For the life of me I never gave this issue a first thought — let alone a second one.
Aug. 9 is important for two unique reasons, yet they both occupy huge spots in our nation’s history.
On that date in 1945, the U.S. Army Air Force dropped the second of two atomic bombs, this one on Nagasaki, Japan. The first one exploded over Hiroshima, Japan, three days earlier, President Truman wanted to send a message to our remaining World War II enemy that further resistance was futile and could be a very deadly to the Japanese.
Give ‘Em Hell Harry ordered the second bonbing and … well, there you have it. Japan waved the white flag five days later and the street dances commenced all across our nation as we celebrated VJ Day.

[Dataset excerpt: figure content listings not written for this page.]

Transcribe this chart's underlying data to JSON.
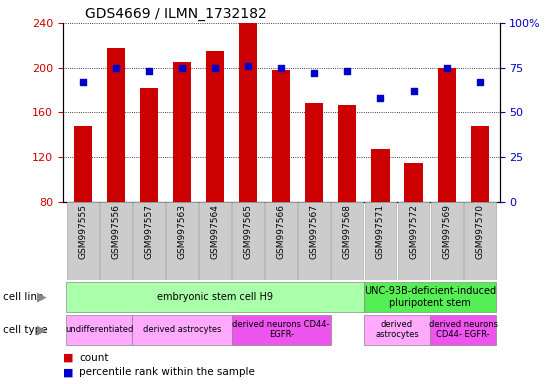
{
  "title": "GDS4669 / ILMN_1732182",
  "samples": [
    "GSM997555",
    "GSM997556",
    "GSM997557",
    "GSM997563",
    "GSM997564",
    "GSM997565",
    "GSM997566",
    "GSM997567",
    "GSM997568",
    "GSM997571",
    "GSM997572",
    "GSM997569",
    "GSM997570"
  ],
  "counts": [
    148,
    218,
    182,
    205,
    215,
    240,
    198,
    168,
    167,
    127,
    115,
    200,
    148
  ],
  "percentile_ranks": [
    67,
    75,
    73,
    75,
    75,
    76,
    75,
    72,
    73,
    58,
    62,
    75,
    67
  ],
  "ylim_left": [
    80,
    240
  ],
  "ylim_right": [
    0,
    100
  ],
  "yticks_left": [
    80,
    120,
    160,
    200,
    240
  ],
  "yticks_right": [
    0,
    25,
    50,
    75,
    100
  ],
  "bar_color": "#cc0000",
  "dot_color": "#0000cc",
  "cell_line_row": [
    {
      "label": "embryonic stem cell H9",
      "start": 0,
      "end": 8,
      "color": "#aaffaa"
    },
    {
      "label": "UNC-93B-deficient-induced\npluripotent stem",
      "start": 9,
      "end": 12,
      "color": "#55ee55"
    }
  ],
  "cell_type_row": [
    {
      "label": "undifferentiated",
      "start": 0,
      "end": 1,
      "color": "#ffaaff"
    },
    {
      "label": "derived astrocytes",
      "start": 2,
      "end": 4,
      "color": "#ffaaff"
    },
    {
      "label": "derived neurons CD44-\nEGFR-",
      "start": 5,
      "end": 7,
      "color": "#ee55ee"
    },
    {
      "label": "derived\nastrocytes",
      "start": 9,
      "end": 10,
      "color": "#ffaaff"
    },
    {
      "label": "derived neurons\nCD44- EGFR-",
      "start": 11,
      "end": 12,
      "color": "#ee55ee"
    }
  ],
  "legend_count_color": "#cc0000",
  "legend_pct_color": "#0000cc",
  "left_axis_color": "#cc0000",
  "right_axis_color": "#0000cc",
  "sample_box_color": "#cccccc",
  "sample_box_edge": "#aaaaaa"
}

The world never would be the same.
Twenty-nine years later, on that date in 1974, President Nixon quit the office to which he was re-elected in a historic landslide just two years earlier. In June 1972, some doofus burglars broke into the Democratic National Committee offices at the Watergate complex in D.C.; they rifled through some desk drawers, looking for dirt on the Dems.

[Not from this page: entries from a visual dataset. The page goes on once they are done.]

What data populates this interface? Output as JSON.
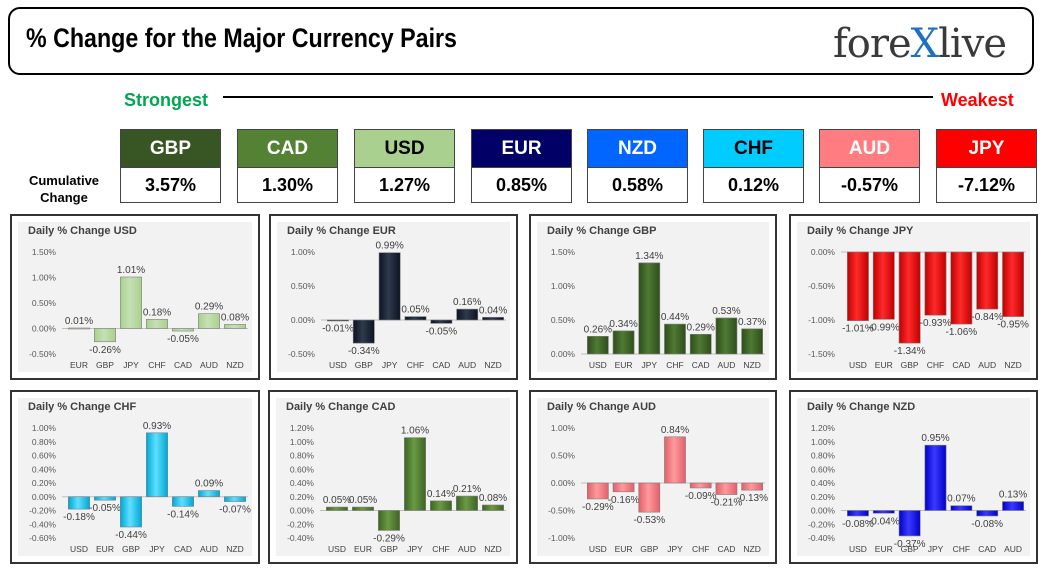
{
  "header": {
    "title": "% Change for the Major Currency Pairs",
    "logo": {
      "text_a": "fore",
      "text_x": "X",
      "text_b": "live"
    }
  },
  "ranking": {
    "strongest_label": "Strongest",
    "weakest_label": "Weakest",
    "cumulative_label_line1": "Cumulative",
    "cumulative_label_line2": "Change",
    "currencies": [
      {
        "code": "GBP",
        "value": "3.57%",
        "color": "#375623",
        "text_color": "#ffffff"
      },
      {
        "code": "CAD",
        "value": "1.30%",
        "color": "#548235",
        "text_color": "#ffffff"
      },
      {
        "code": "USD",
        "value": "1.27%",
        "color": "#a9d08e",
        "text_color": "#000000"
      },
      {
        "code": "EUR",
        "value": "0.85%",
        "color": "#000066",
        "text_color": "#ffffff"
      },
      {
        "code": "NZD",
        "value": "0.58%",
        "color": "#0066ff",
        "text_color": "#ffffff"
      },
      {
        "code": "CHF",
        "value": "0.12%",
        "color": "#00ccff",
        "text_color": "#000000"
      },
      {
        "code": "AUD",
        "value": "-0.57%",
        "color": "#ff7c80",
        "text_color": "#ffffff"
      },
      {
        "code": "JPY",
        "value": "-7.12%",
        "color": "#ff0000",
        "text_color": "#ffffff"
      }
    ]
  },
  "chart_data": [
    {
      "type": "bar",
      "title": "Daily % Change USD",
      "categories": [
        "EUR",
        "GBP",
        "JPY",
        "CHF",
        "CAD",
        "AUD",
        "NZD"
      ],
      "values": [
        0.01,
        -0.26,
        1.01,
        0.18,
        -0.05,
        0.29,
        0.08
      ],
      "labels": [
        "0.01%",
        "-0.26%",
        "1.01%",
        "0.18%",
        "-0.05%",
        "0.29%",
        "0.08%"
      ],
      "yticks": [
        "1.50%",
        "1.00%",
        "0.50%",
        "0.00%",
        "-0.50%"
      ],
      "ylim": [
        -0.5,
        1.5
      ],
      "color_top": "#c6e0b4",
      "color_bottom": "#a9d08e"
    },
    {
      "type": "bar",
      "title": "Daily % Change EUR",
      "categories": [
        "USD",
        "GBP",
        "JPY",
        "CHF",
        "CAD",
        "AUD",
        "NZD"
      ],
      "values": [
        -0.01,
        -0.34,
        0.99,
        0.05,
        -0.05,
        0.16,
        0.04
      ],
      "labels": [
        "-0.01%",
        "-0.34%",
        "0.99%",
        "0.05%",
        "-0.05%",
        "0.16%",
        "0.04%"
      ],
      "yticks": [
        "1.00%",
        "0.50%",
        "0.00%",
        "-0.50%"
      ],
      "ylim": [
        -0.5,
        1.0
      ],
      "color_top": "#2e3a4e",
      "color_bottom": "#0d1320"
    },
    {
      "type": "bar",
      "title": "Daily % Change GBP",
      "categories": [
        "USD",
        "EUR",
        "JPY",
        "CHF",
        "CAD",
        "AUD",
        "NZD"
      ],
      "values": [
        0.26,
        0.34,
        1.34,
        0.44,
        0.29,
        0.53,
        0.37
      ],
      "labels": [
        "0.26%",
        "0.34%",
        "1.34%",
        "0.44%",
        "0.29%",
        "0.53%",
        "0.37%"
      ],
      "yticks": [
        "1.50%",
        "1.00%",
        "0.50%",
        "0.00%"
      ],
      "ylim": [
        0,
        1.5
      ],
      "color_top": "#4f7a33",
      "color_bottom": "#2f4d1c"
    },
    {
      "type": "bar",
      "title": "Daily % Change JPY",
      "categories": [
        "USD",
        "EUR",
        "GBP",
        "CHF",
        "CAD",
        "AUD",
        "NZD"
      ],
      "values": [
        -1.01,
        -0.99,
        -1.34,
        -0.93,
        -1.06,
        -0.84,
        -0.95
      ],
      "labels": [
        "-1.01%",
        "-0.99%",
        "-1.34%",
        "-0.93%",
        "-1.06%",
        "-0.84%",
        "-0.95%"
      ],
      "yticks": [
        "0.00%",
        "-0.50%",
        "-1.00%",
        "-1.50%"
      ],
      "ylim": [
        -1.5,
        0
      ],
      "color_top": "#ff2a2a",
      "color_bottom": "#c00000"
    },
    {
      "type": "bar",
      "title": "Daily % Change CHF",
      "categories": [
        "USD",
        "EUR",
        "GBP",
        "JPY",
        "CAD",
        "AUD",
        "NZD"
      ],
      "values": [
        -0.18,
        -0.05,
        -0.44,
        0.93,
        -0.14,
        0.09,
        -0.07
      ],
      "labels": [
        "-0.18%",
        "-0.05%",
        "-0.44%",
        "0.93%",
        "-0.14%",
        "0.09%",
        "-0.07%"
      ],
      "yticks": [
        "1.00%",
        "0.80%",
        "0.60%",
        "0.40%",
        "0.20%",
        "0.00%",
        "-0.20%",
        "-0.40%",
        "-0.60%"
      ],
      "ylim": [
        -0.6,
        1.0
      ],
      "color_top": "#5ee0ff",
      "color_bottom": "#00a7d6"
    },
    {
      "type": "bar",
      "title": "Daily % Change CAD",
      "categories": [
        "USD",
        "EUR",
        "GBP",
        "JPY",
        "CHF",
        "AUD",
        "NZD"
      ],
      "values": [
        0.05,
        0.05,
        -0.29,
        1.06,
        0.14,
        0.21,
        0.08
      ],
      "labels": [
        "0.05%",
        "0.05%",
        "-0.29%",
        "1.06%",
        "0.14%",
        "0.21%",
        "0.08%"
      ],
      "yticks": [
        "1.20%",
        "1.00%",
        "0.80%",
        "0.60%",
        "0.40%",
        "0.20%",
        "0.00%",
        "-0.20%",
        "-0.40%"
      ],
      "ylim": [
        -0.4,
        1.2
      ],
      "color_top": "#6a9a44",
      "color_bottom": "#3d6424"
    },
    {
      "type": "bar",
      "title": "Daily % Change AUD",
      "categories": [
        "USD",
        "EUR",
        "GBP",
        "JPY",
        "CHF",
        "CAD",
        "NZD"
      ],
      "values": [
        -0.29,
        -0.16,
        -0.53,
        0.84,
        -0.09,
        -0.21,
        -0.13
      ],
      "labels": [
        "-0.29%",
        "-0.16%",
        "-0.53%",
        "0.84%",
        "-0.09%",
        "-0.21%",
        "-0.13%"
      ],
      "yticks": [
        "1.00%",
        "0.50%",
        "0.00%",
        "-0.50%",
        "-1.00%"
      ],
      "ylim": [
        -1.0,
        1.0
      ],
      "color_top": "#ff9a9c",
      "color_bottom": "#e0606a"
    },
    {
      "type": "bar",
      "title": "Daily % Change NZD",
      "categories": [
        "USD",
        "EUR",
        "GBP",
        "JPY",
        "CHF",
        "CAD",
        "AUD"
      ],
      "values": [
        -0.08,
        -0.04,
        -0.37,
        0.95,
        0.07,
        -0.08,
        0.13
      ],
      "labels": [
        "-0.08%",
        "-0.04%",
        "-0.37%",
        "0.95%",
        "0.07%",
        "-0.08%",
        "0.13%"
      ],
      "yticks": [
        "1.20%",
        "1.00%",
        "0.80%",
        "0.60%",
        "0.40%",
        "0.20%",
        "0.00%",
        "-0.20%",
        "-0.40%"
      ],
      "ylim": [
        -0.4,
        1.2
      ],
      "color_top": "#3a3aff",
      "color_bottom": "#0000c8"
    }
  ]
}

If there was a more stupid political stunt ever conceived, you would have to explain it to me. Nixon was cruising to his huge victory, yet the Committee to Re-Elect the President, aka CREEP, just had to break the law.
Nixon got into trouble by covering up the crime when he ordered the CIA to intervene on his behalf. The House of Representatives then would prepare articles of impeachment against him. An impeachment was a done deal; so was a Senate trial conviction.
Nixon got the word from his Republican allies in the Senate that he was toast.
So … he resigned, becoming the first POTUS ever to leave office in this shameful manner.
Both of these events stand alone as monumental episodes in our nation’s long and complicated history.
Let’s not allow either of them to repeat themselves.